BMW paying Bay Area i3 owners up to $1540 to delay charging

31 Jul 2015 | Author: | No comments yet »

BMW adds i3 electric cars to car sharing fleet.

Up to 100 BMW i3 owners in the San Francisco area are being offered $1,000 to hold off on charging during hours when the electricity grid is stressed the most.In a new pilot program, a California utility is paying drivers of BMW electric cars to delay charging their vehicles when the power grid is under pressure.BMW takes the problems of urban congestion seriously, which is why it is promoting car sharing with its DriveNow program in Munich, Berlin and Hamburg as well as London and San Francisco. Peter Berman, a 70-year-old, semi-retired Los Altos psychologist, was selected from about 400 applicants. “My understanding is that we’ll get a text message that says ‘Hey, you’re charging your car right now, can you back off for an hour?’” said Berman, who began leasing his $40,000-plus i3 in October. “This is the wave of the future.

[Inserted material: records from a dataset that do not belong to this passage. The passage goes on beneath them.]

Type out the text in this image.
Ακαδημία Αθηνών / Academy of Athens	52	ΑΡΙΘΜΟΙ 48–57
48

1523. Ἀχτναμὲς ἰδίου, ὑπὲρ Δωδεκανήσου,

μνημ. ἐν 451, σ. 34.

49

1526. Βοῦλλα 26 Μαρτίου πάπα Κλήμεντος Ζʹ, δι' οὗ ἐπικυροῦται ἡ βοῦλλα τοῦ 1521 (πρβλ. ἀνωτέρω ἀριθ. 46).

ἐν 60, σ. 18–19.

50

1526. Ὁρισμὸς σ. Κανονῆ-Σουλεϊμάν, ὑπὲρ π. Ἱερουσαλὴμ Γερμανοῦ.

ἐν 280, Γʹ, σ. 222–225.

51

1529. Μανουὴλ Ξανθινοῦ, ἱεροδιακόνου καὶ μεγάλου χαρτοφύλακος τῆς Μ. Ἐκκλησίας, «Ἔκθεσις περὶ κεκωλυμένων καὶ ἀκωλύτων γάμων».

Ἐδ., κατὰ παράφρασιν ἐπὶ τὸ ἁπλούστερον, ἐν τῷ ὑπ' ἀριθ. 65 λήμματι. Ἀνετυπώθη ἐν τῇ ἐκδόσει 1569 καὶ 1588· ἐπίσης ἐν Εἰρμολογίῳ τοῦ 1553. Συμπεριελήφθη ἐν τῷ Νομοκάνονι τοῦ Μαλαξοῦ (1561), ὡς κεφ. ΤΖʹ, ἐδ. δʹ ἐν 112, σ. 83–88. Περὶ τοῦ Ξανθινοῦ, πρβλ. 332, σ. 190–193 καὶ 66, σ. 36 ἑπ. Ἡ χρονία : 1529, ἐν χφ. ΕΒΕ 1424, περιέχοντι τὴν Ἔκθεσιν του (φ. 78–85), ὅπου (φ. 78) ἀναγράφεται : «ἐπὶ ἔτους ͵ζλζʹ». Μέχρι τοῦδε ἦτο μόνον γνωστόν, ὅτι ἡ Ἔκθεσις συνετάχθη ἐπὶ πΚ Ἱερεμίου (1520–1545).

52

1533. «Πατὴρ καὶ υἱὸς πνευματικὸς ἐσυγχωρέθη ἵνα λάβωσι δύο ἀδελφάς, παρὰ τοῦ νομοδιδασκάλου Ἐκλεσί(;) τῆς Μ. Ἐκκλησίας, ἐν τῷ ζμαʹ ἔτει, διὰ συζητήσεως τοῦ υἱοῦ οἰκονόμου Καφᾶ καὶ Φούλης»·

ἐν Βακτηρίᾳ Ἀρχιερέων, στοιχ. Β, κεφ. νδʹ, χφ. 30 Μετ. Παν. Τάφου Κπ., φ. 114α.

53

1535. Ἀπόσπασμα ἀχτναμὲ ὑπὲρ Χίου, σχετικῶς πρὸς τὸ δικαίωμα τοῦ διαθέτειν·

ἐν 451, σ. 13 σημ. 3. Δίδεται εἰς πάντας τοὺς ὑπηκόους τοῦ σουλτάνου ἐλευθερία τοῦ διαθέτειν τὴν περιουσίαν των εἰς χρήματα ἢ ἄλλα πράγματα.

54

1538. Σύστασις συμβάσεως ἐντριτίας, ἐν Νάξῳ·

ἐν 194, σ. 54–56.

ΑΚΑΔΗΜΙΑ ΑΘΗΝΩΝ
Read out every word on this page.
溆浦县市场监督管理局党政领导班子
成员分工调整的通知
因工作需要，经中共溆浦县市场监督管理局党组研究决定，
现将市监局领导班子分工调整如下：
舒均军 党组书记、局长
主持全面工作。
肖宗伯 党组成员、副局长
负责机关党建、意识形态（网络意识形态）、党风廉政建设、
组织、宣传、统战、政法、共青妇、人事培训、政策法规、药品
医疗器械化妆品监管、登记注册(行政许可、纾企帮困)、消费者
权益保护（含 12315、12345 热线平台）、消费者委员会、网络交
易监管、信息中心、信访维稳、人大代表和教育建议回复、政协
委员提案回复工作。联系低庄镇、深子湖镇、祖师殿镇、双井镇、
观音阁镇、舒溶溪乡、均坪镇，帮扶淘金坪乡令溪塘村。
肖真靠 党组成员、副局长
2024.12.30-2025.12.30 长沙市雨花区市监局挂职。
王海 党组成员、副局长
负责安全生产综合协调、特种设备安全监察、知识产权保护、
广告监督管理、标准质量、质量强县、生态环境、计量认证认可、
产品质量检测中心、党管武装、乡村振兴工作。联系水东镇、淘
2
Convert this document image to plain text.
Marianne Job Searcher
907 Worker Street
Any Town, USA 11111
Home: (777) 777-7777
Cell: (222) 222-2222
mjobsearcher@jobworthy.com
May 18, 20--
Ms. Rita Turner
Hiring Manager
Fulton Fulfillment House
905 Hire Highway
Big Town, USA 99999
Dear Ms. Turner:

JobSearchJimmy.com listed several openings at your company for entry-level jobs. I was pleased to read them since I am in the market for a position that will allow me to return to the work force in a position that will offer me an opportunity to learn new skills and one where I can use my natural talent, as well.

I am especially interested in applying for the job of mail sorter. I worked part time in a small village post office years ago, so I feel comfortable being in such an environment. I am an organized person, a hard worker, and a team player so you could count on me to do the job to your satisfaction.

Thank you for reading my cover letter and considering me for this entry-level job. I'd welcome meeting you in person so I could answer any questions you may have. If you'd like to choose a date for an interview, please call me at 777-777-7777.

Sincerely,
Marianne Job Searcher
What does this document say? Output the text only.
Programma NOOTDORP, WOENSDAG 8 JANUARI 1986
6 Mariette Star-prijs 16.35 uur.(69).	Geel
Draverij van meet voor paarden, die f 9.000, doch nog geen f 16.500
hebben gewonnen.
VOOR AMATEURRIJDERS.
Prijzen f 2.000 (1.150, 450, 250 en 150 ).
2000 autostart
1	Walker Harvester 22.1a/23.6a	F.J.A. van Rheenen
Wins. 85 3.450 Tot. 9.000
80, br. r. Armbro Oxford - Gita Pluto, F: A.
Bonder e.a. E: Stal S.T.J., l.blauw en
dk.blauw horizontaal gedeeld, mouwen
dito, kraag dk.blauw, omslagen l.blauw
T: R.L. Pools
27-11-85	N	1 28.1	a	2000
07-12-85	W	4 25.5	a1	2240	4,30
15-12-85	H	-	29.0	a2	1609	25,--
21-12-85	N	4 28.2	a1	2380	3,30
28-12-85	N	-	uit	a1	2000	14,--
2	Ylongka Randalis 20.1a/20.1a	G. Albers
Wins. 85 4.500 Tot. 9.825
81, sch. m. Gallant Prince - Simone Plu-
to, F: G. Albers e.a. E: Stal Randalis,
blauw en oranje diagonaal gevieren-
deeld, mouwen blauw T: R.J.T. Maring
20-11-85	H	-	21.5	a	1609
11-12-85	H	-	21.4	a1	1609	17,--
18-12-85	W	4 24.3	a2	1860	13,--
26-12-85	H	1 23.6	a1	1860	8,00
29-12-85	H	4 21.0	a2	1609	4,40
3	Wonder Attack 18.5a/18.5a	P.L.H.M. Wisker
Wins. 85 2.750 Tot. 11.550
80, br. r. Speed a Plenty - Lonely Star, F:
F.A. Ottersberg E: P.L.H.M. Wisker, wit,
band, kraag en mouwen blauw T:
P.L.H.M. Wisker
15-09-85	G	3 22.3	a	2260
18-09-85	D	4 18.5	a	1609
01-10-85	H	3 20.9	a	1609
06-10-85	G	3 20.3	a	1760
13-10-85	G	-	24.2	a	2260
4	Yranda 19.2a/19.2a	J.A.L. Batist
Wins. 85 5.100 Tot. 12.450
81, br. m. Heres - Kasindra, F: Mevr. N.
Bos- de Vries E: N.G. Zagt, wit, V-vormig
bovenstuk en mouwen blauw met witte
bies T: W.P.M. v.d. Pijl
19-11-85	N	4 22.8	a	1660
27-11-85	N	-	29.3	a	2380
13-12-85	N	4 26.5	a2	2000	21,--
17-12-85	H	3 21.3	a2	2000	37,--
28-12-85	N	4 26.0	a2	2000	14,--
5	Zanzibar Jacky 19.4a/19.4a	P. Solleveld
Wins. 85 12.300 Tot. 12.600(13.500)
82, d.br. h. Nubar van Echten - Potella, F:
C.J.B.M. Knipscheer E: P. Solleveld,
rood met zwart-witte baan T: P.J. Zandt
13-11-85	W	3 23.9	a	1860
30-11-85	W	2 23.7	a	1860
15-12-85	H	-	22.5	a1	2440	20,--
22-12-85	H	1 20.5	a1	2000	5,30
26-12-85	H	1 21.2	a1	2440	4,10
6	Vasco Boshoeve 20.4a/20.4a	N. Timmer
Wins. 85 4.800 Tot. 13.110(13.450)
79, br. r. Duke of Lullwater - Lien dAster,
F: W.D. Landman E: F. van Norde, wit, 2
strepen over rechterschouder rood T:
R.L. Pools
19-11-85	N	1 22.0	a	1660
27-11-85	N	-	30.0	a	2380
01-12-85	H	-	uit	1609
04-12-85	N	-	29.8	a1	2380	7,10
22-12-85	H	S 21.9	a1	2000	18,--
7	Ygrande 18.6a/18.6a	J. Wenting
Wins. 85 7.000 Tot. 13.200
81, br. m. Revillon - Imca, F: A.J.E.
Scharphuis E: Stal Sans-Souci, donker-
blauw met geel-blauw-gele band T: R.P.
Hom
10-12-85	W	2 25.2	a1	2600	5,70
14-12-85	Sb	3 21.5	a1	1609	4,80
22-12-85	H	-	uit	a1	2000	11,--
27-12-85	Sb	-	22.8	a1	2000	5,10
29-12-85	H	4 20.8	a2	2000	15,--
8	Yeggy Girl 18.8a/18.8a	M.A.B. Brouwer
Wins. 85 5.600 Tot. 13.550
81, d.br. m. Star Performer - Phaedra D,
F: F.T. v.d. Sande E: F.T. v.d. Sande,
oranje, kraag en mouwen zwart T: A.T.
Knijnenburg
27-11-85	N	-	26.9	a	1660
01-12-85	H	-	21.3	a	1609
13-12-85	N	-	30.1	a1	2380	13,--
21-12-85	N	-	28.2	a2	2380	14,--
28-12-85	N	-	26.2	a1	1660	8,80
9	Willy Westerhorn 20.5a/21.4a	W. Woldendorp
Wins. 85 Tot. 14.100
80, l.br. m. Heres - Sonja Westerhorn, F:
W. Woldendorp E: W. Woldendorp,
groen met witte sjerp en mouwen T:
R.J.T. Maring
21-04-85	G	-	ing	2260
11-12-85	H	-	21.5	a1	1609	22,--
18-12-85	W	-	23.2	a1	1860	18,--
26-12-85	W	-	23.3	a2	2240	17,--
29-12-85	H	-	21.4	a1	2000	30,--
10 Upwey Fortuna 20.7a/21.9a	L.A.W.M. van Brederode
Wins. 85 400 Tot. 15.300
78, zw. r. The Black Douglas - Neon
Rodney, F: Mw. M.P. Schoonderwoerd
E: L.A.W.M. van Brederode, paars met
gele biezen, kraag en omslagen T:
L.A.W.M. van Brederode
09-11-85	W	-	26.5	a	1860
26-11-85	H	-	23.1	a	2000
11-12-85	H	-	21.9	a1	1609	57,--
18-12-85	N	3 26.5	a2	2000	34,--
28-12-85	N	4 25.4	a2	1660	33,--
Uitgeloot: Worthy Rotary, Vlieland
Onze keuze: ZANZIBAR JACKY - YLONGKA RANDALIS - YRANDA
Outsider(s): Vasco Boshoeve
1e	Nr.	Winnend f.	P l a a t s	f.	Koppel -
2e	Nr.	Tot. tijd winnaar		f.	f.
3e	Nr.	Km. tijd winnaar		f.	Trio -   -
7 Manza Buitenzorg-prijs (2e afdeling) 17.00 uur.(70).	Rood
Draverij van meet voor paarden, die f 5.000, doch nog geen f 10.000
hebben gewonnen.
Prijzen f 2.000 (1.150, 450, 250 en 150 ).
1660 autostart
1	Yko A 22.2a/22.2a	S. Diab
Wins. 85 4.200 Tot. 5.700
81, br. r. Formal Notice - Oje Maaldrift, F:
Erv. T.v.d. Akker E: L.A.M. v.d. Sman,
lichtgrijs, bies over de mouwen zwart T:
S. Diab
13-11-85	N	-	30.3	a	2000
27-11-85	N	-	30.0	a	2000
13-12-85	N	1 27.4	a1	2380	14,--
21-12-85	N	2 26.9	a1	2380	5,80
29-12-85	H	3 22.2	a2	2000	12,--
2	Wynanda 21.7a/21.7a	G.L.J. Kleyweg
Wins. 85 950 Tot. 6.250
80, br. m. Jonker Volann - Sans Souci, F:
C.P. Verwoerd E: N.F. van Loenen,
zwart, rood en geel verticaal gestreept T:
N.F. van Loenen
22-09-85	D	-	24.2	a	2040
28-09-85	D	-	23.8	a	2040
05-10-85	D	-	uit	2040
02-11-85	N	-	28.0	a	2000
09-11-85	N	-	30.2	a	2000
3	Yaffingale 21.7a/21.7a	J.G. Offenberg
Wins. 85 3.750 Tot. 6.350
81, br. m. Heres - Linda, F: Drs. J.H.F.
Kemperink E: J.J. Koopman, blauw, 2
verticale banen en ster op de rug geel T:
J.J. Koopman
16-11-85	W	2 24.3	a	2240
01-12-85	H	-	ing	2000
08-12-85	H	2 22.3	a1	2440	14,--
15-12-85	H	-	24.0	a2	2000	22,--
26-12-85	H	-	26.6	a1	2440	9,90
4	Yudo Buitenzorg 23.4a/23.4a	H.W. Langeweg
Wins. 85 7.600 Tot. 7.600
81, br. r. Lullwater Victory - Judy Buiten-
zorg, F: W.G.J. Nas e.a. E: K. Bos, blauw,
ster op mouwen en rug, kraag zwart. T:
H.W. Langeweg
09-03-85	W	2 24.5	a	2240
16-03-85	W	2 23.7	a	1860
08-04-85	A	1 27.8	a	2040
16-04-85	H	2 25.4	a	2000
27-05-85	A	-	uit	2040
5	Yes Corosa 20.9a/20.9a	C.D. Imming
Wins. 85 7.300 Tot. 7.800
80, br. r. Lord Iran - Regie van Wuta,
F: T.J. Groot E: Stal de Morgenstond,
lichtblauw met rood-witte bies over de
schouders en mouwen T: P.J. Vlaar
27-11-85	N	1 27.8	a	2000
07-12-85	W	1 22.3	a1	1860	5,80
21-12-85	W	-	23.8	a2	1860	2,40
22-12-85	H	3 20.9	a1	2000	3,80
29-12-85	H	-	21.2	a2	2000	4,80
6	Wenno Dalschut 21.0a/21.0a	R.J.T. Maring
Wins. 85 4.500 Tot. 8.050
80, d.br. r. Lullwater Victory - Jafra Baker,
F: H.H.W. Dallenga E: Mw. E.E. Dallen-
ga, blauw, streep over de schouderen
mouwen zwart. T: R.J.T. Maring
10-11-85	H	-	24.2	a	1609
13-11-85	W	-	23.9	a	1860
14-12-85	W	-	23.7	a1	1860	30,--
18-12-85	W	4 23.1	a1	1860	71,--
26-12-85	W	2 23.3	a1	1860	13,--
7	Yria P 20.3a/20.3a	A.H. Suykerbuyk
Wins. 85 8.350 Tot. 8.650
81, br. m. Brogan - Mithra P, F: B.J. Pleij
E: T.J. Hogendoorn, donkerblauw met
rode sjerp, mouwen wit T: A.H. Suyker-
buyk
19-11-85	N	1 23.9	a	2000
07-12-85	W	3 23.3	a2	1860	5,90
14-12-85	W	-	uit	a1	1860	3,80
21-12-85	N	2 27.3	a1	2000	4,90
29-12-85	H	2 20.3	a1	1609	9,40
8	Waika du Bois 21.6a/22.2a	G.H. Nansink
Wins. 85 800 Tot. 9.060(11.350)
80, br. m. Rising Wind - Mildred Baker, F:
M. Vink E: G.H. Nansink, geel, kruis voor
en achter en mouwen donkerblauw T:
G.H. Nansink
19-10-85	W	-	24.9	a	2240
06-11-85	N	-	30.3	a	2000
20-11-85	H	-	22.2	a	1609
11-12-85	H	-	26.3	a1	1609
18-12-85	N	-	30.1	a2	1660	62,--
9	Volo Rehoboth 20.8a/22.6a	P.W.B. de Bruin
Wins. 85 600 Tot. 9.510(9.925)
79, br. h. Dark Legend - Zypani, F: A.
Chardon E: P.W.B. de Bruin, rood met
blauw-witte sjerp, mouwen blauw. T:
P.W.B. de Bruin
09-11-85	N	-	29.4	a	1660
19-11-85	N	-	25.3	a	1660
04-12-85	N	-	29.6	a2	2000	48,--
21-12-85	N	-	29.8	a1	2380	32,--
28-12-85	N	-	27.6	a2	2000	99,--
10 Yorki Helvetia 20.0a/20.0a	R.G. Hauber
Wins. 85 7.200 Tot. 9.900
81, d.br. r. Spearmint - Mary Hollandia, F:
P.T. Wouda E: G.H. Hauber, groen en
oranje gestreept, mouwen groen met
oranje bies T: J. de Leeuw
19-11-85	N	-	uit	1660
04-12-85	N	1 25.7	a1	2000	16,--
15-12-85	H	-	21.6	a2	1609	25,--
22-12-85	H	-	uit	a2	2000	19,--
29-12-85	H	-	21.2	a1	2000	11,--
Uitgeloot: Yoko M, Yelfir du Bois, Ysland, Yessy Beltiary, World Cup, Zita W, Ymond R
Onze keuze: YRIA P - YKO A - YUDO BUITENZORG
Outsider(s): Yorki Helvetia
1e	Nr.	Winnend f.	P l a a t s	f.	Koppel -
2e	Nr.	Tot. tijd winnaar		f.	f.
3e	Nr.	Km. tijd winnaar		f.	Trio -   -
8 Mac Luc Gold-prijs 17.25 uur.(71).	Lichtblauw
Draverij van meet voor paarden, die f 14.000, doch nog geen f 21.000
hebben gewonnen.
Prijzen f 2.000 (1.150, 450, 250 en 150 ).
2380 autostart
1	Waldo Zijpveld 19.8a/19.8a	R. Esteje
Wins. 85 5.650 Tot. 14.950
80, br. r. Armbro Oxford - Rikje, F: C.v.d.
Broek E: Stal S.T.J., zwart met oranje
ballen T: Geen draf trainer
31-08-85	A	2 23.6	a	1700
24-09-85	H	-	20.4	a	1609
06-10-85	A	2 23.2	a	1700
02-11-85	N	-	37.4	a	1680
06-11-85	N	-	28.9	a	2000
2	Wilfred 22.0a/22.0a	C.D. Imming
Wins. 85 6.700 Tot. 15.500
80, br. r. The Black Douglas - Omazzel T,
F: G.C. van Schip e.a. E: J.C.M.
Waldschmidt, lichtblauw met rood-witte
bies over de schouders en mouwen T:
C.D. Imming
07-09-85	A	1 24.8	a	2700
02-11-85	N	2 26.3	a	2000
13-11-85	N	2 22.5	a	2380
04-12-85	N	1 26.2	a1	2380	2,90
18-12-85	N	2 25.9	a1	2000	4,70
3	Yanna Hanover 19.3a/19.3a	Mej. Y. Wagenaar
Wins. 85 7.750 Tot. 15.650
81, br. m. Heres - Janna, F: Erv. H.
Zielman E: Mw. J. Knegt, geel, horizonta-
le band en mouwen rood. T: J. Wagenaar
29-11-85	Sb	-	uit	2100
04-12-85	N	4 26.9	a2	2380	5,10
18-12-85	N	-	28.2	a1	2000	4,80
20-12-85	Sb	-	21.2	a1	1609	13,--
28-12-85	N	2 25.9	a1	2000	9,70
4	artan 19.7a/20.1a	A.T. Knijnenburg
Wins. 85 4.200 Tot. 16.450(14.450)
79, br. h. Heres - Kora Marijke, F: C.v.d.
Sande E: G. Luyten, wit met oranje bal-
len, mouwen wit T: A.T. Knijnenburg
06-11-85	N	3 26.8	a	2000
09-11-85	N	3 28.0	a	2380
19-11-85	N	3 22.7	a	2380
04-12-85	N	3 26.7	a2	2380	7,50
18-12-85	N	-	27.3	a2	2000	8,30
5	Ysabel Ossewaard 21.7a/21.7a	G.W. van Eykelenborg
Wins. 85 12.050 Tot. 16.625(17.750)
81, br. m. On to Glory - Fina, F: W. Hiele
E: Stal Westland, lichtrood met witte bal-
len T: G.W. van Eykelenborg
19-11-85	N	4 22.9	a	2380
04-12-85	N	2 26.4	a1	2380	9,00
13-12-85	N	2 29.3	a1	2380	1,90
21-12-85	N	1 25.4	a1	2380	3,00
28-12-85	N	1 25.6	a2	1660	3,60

This particular trial will run for 18 months by the Pacific Gas & Electric company, kicking of this week in order to attempt in reducing the impact that electric cars have on the grid. The PG&E-BMW pilot is one of many such experiments trialed across the globe as utilities try to anticipate and adapt to the (probable) future when millions of electric autos would roam the city streets and highways. And the issues come with challenges and compromises: for example when the grid is too strained because too many cars are plugged at the same time the power companies could pay drivers to use the electricity stored in their batteries while the cars are parked. The chosen customers will also be eligible for an additional bonus of up to $540 at the end of the program, but that amount “will be determined by individual participation levels throughout the 18-month program,” according to BMW. (Drivers have the ability to opt out of participation for one day at a time, which would presumably lower the amount they’re eligible for.) About 400 people have applied and the last few spots are still being filled, according to BMW.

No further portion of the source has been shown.